Although the hotels on the lower Saranac have been very prosperous this year and have been unable to accommodate all the people who came, it is not the demand for hotel room wholly that has influenced Mr. Straus in his enterprise. It is understood that he has been a good deal incensed because the present hotels have practically refused to receive Jews as guests. This refusal has been a matter of more or less public talk for some time. The excuse given by the landlords is the usual one—that Jewish guests monopolize the piazzas and tennis courts, and other guests do not like to associate with them. Of course, the question touches the landlord's pocket or ho would not consider it seriously. He finds it to his advantage not to have Jewish guests and so turns them away.

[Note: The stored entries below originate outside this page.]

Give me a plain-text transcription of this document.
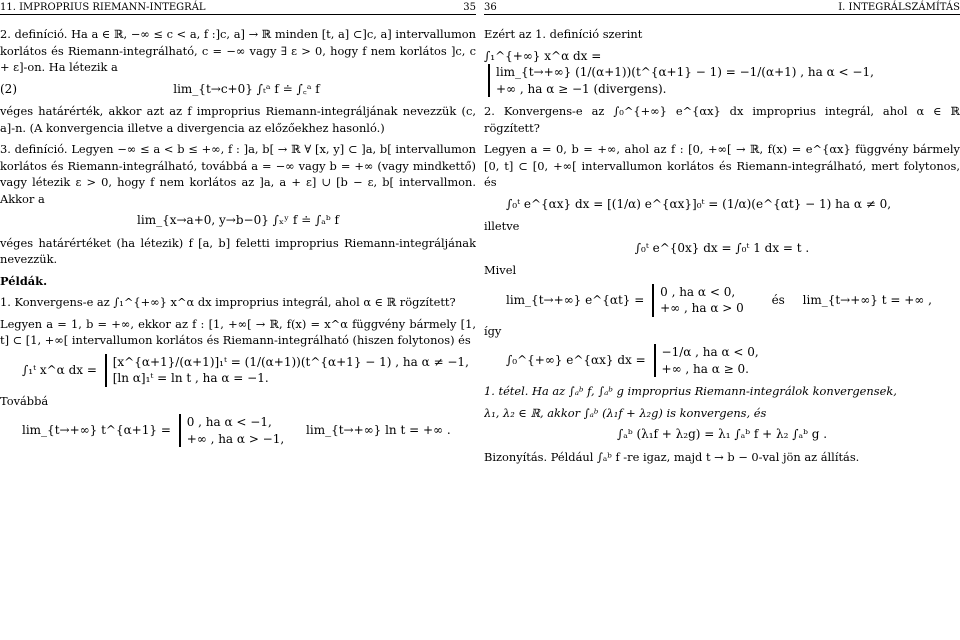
11. IMPROPRIUS RIEMANN-INTEGRÁL	35

2. definíció. Ha a ∈ ℝ, −∞ ≤ c < a, f :]c, a] → ℝ minden [t, a] ⊂]c, a] intervallumon korlátos és Riemann-integrálható, c = −∞ vagy ∃ ε > 0, hogy f nem korlátos ]c, c + ε]-on. Ha létezik a

(2)	lim_{t→c+0} ∫ₜᵃ f ≐ ∫꜀ᵃ f

véges határérték, akkor azt az f improprius Riemann-integráljának nevezzük (c, a]-n. (A konvergencia illetve a divergencia az előzőekhez hasonló.)

3. definíció. Legyen −∞ ≤ a < b ≤ +∞, f : ]a, b[ → ℝ ∀ [x, y] ⊂ ]a, b[ intervallumon korlátos és Riemann-integrálható, továbbá a = −∞ vagy b = +∞ (vagy mindkettő) vagy létezik ε > 0, hogy f nem korlátos az ]a, a + ε] ∪ [b − ε, b[ intervallmon. Akkor a

lim_{x→a+0, y→b−0} ∫ₓʸ f ≐ ∫ₐᵇ f

véges határértéket (ha létezik) f [a, b] feletti improprius Riemann-integráljának nevezzük.

Példák.

1. Konvergens-e az ∫₁^{+∞} x^α dx improprius integrál, ahol α ∈ ℝ rögzített?

Legyen a = 1, b = +∞, ekkor az f : [1, +∞[ → ℝ, f(x) = x^α függvény bármely [1, t] ⊂ [1, +∞[ intervallumon korlátos és Riemann-integrálható (hiszen folytonos) és

∫₁ᵗ x^α dx =
[x^{α+1}/(α+1)]₁ᵗ = (1/(α+1))(t^{α+1} − 1) , ha α ≠ −1,
[ln α]₁ᵗ = ln t , ha α = −1.

Továbbá

lim_{t→+∞} t^{α+1} =
0 , ha α < −1,
+∞ , ha α > −1,
lim_{t→+∞} ln t = +∞ .
36	I. INTEGRÁLSZÁMÍTÁS

Ezért az 1. definíció szerint

∫₁^{+∞} x^α dx =
lim_{t→+∞} (1/(α+1))(t^{α+1} − 1) = −1/(α+1) , ha α < −1,
+∞ , ha α ≥ −1 (divergens).

2. Konvergens-e az ∫₀^{+∞} e^{αx} dx improprius integrál, ahol α ∈ ℝ rögzített?

Legyen a = 0, b = +∞, ahol az f : [0, +∞[ → ℝ, f(x) = e^{αx} függvény bármely [0, t] ⊂ [0, +∞[ intervallumon korlátos és Riemann-integrálható, mert folytonos, és

∫₀ᵗ e^{αx} dx = [(1/α) e^{αx}]₀ᵗ = (1/α)(e^{αt} − 1) ha α ≠ 0,

illetve

∫₀ᵗ e^{0x} dx = ∫₀ᵗ 1 dx = t .

Mivel

lim_{t→+∞} e^{αt} =
0 , ha α < 0,
+∞ , ha α > 0
és lim_{t→+∞} t = +∞ ,

így

∫₀^{+∞} e^{αx} dx =
−1/α , ha α < 0,
+∞ , ha α ≥ 0.

1. tétel. Ha az ∫ₐᵇ f, ∫ₐᵇ g improprius Riemann-integrálok konvergensek,

λ₁, λ₂ ∈ ℝ, akkor ∫ₐᵇ (λ₁f + λ₂g) is konvergens, és

∫ₐᵇ (λ₁f + λ₂g) = λ₁ ∫ₐᵇ f + λ₂ ∫ₐᵇ g .

Bizonyítás. Például ∫ₐᵇ f -re igaz, majd t → b − 0-val jön az állítás.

In this condition of affairs Mr. Straus is said to have declared that he would build a finer hotel than any of these, where Jews should be welcomed. It is not expected that the new hotel will be exclusively for Jews, though all the persons interested in it except Mayor Grant are understood to be Hebrews. The management is to be somewhat more generous and cosmopolitan than that of the Christian hotel keepers.

The season for deer hunting closes on Monday, the 20th inst. A good many deer have been shot this year, including some of the largest ones ever seen here. Their size has been unusually large, perhaps owing to the mildness and openness of last winter.